Semester

Summer

Date of Graduation

2000

Document Type

Dissertation

Degree Type

PhD

College

Eberly College of Arts and Sciences

Department

Chemistry

Committee Chair

Fred L. King.

Abstract

Most modern analytical techniques are derived from coupled methods involving a chromatographic separation followed by mass spectrometric detection. These techniques are employed in modern laboratories in the form of gas and liquid chromatography mass spectrometric systems. Chromatography methods separate and concentrate different chemical species based on phase partitioning. Once separated, the sample is analyzed mass spectrometrically, where further information and identification of the analyte may be deduced based on its inherent mass-to-charge ratio.

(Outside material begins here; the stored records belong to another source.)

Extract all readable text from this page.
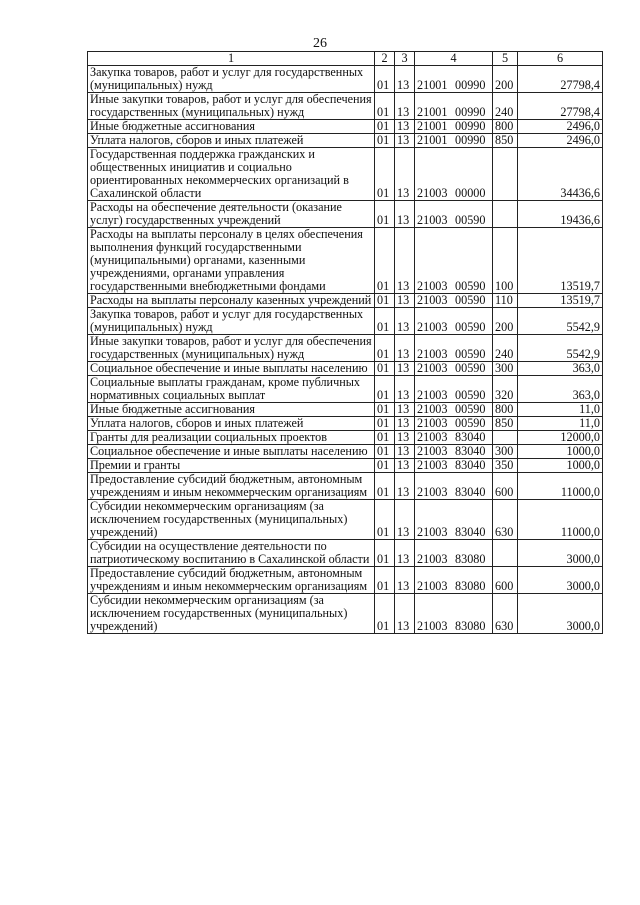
26
1	2	3	4	5	6
Закупка товаров, работ и услуг для государственных (муниципальных) нужд	01	13	21001 00990	200	27798,4
Иные закупки товаров, работ и услуг для обеспечения государственных (муниципальных) нужд	01	13	21001 00990	240	27798,4
Иные бюджетные ассигнования	01	13	21001 00990	800	2496,0
Уплата налогов, сборов и иных платежей	01	13	21001 00990	850	2496,0
Государственная поддержка гражданских и общественных инициатив и социально ориентированных некоммерческих организаций в Сахалинской области	01	13	21003 00000		34436,6
Расходы на обеспечение деятельности (оказание услуг) государственных учреждений	01	13	21003 00590		19436,6
Расходы на выплаты персоналу в целях обеспечения выполнения функций государственными (муниципальными) органами, казенными учреждениями, органами управления государственными внебюджетными фондами	01	13	21003 00590	100	13519,7
Расходы на выплаты персоналу казенных учреждений	01	13	21003 00590	110	13519,7
Закупка товаров, работ и услуг для государственных (муниципальных) нужд	01	13	21003 00590	200	5542,9
Иные закупки товаров, работ и услуг для обеспечения государственных (муниципальных) нужд	01	13	21003 00590	240	5542,9
Социальное обеспечение и иные выплаты населению	01	13	21003 00590	300	363,0
Социальные выплаты гражданам, кроме публичных нормативных социальных выплат	01	13	21003 00590	320	363,0
Иные бюджетные ассигнования	01	13	21003 00590	800	11,0
Уплата налогов, сборов и иных платежей	01	13	21003 00590	850	11,0
Гранты для реализации социальных проектов	01	13	21003 83040		12000,0
Социальное обеспечение и иные выплаты населению	01	13	21003 83040	300	1000,0
Премии и гранты	01	13	21003 83040	350	1000,0
Предоставление субсидий бюджетным, автономным учреждениям и иным некоммерческим организациям	01	13	21003 83040	600	11000,0
Субсидии некоммерческим организациям (за исключением государственных (муниципальных) учреждений)	01	13	21003 83040	630	11000,0
Субсидии на осуществление деятельности по патриотическому воспитанию в Сахалинской области	01	13	21003 83080		3000,0
Предоставление субсидий бюджетным, автономным учреждениям и иным некоммерческим организациям	01	13	21003 83080	600	3000,0
Субсидии некоммерческим организациям (за исключением государственных (муниципальных) учреждений)	01	13	21003 83080	630	3000,0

However, following chemical separation and previous to any mass spectrometric detection, the analyte most be ionized. To date there are numerous possible methods for ionization, however, they can be classified into hard and soft ion sources.;The common ionization method is electron ionization (EI) in which the compound is atomized or fragmented. This method readily provides both elemental and structural information, because compounds of the same class will have similar elemental compositions and fragmentation patterns. In contrast, soft ionization, such as chemical ionization (CI), yields molecular weight information because the unfragmented molecule is ionized and detected intact. It is easy to see that these two methods provide complementary information. To date, no ion source has been developed that grants both EI and CI characteristics simultaneously and independently of one another.;In these investigations the pulsed glow discharge source has demonstrated an ability to permit the separation of electron-ionized species from Penning ionized species. Penning ionization is a relatively soft ionization process, where analyte molecules are ionized by collisions with metastable argon atoms. In pulsed glow discharge plasmas these two processes are separated both temporally and spatially. The analytical advantage of the separation of these two processes can be illustrated in the discrimination of isobaric interferences using time-gated detection, an example would be the determination of 40Ca + from 40Ar+. Further exploitation of these temporal regimes can be applied to molecular analysis, where concurrent molecular and structural information can be obtained.